Но сейчас трудно было отмахнуться от этого явления, происходившего то ли во сне, то ли наяву, да это было и не так уж важно, поскольку галлюцинация – если речь все же шла о ней – была гораздо более реальной и яркой, чем действительность. Франц хотел чтото сказать, подойти поближе, но, как это часто бывает в кошмарных снах, не мог ни выдавить из себя хотя бы слово, ни пошевелить пальцем.
Удары и толчки становились все сильнее, и, наконец, что-то внутри футляра разорвалось с оглушительным звуком. Видение скрипки Страдивари, лишившейся своих волшебных струн, вспыхнуло перед его глазами, и Франца бросило в холодный пот. Он предпринял нечеловеческие усилия, чтобы освободиться от сковавшего его ужасного видения. И когда невидимый дух умоляюще прошептал: «О, помоги мне освободиться от…», Франц одним прыжком подскочил к футляру, словно разъяренный тигр, защищающий свою добычу, и судорожным усилием рассеял чары. «Оставь скрипку в покое, старый демон!» – закричал он хриплым дрожащим голосом.

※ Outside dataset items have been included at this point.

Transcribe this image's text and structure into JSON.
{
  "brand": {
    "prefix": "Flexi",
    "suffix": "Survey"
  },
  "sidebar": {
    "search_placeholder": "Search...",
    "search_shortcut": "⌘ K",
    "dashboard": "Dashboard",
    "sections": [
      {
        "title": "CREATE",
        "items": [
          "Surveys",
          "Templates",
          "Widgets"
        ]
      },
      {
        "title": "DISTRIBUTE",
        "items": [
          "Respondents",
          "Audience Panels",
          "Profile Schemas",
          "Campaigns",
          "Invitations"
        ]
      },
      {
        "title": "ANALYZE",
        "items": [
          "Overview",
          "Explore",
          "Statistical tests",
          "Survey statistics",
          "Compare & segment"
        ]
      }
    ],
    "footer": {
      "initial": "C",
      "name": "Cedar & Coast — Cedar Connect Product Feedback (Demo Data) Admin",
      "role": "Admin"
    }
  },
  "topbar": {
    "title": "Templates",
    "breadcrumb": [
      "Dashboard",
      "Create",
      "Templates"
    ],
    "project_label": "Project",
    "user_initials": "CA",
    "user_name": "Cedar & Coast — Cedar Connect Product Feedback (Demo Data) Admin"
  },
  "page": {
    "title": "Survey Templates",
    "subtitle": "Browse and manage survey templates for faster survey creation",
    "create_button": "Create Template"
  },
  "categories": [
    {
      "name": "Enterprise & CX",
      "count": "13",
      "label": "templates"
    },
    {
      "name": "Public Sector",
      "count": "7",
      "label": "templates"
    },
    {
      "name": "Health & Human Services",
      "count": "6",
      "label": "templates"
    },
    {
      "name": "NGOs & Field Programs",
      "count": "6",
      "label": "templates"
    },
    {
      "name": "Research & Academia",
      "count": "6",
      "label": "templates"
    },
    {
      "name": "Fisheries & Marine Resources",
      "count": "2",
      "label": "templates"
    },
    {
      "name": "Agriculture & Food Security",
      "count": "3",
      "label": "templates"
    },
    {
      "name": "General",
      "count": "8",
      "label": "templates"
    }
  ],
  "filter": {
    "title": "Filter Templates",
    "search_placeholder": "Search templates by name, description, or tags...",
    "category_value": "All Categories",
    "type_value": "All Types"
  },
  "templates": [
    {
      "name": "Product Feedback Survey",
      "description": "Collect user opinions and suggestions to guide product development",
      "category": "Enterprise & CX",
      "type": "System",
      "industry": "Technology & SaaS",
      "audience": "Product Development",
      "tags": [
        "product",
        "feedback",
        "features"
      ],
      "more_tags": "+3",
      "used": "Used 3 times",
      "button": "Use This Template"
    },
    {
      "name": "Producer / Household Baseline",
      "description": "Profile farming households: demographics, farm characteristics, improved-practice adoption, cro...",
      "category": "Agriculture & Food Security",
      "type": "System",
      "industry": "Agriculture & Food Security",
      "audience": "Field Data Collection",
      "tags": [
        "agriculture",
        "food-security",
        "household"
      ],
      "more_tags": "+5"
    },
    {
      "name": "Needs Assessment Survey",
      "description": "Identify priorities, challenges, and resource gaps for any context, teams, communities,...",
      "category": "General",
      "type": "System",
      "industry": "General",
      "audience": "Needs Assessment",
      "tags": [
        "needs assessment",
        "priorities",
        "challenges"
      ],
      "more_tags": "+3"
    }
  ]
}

С яростью захлопнув приподнявшуюся крышку и придавив ее левой рукой, он схватил со стола кусочек канифоли и начертил на обтянутой кожей поверхности шестиконечную звезду – знак, которым царь Соломон загонял злых духов обратно в их темницы.
Из футляра донесся вопль, подобный вою волчицы, оплакивающей своих малышей. «Ты неблагодарен, о, как ты неблагодарен, мой Франц! – простонал рыдающий голос духа.– Но я прощаю… ибо попрежнему люблю тебя. Ты больше не сможешь держать меня здесь… мальчик. Смотри же!» И тут футляр и стол окутал серый туман; поднимаясь вверх, он поначалу принимал какие-то неясные очертания. Затем облако стало разрастаться, и Франц почувствовал, как его обвивают холодные влажные кольца, такие же скользкие, как тело змеи. Он вскрикнул и… проснулся; но оказалось, что Франц лежит не на постели, а возле стола, как это ему приснилось, и отчаянно сжимает обеими руками футляр скрипки. «Впрочем, это был сон…» – пробормотал он, еще ощущая страх, но уже освободившись от тяжести на сердце.
С большим трудом взяв себя в руки, он отпер футляр, чтобы осмотреть скрипку. Она была в прекрасном состоянии и только покры– лась слоем пыли. Франц вдруг почувствовал себя, как никогда прежде, хладнокровным и решительным. Вытерев пыль с инструмента, он тщательно натер смычок канифолью, подтянул и настроил струны. Он даже попробовал сыграть начало «Ведьм», сначала робко, а потом все более уверенно и смело водя смычком по струнам.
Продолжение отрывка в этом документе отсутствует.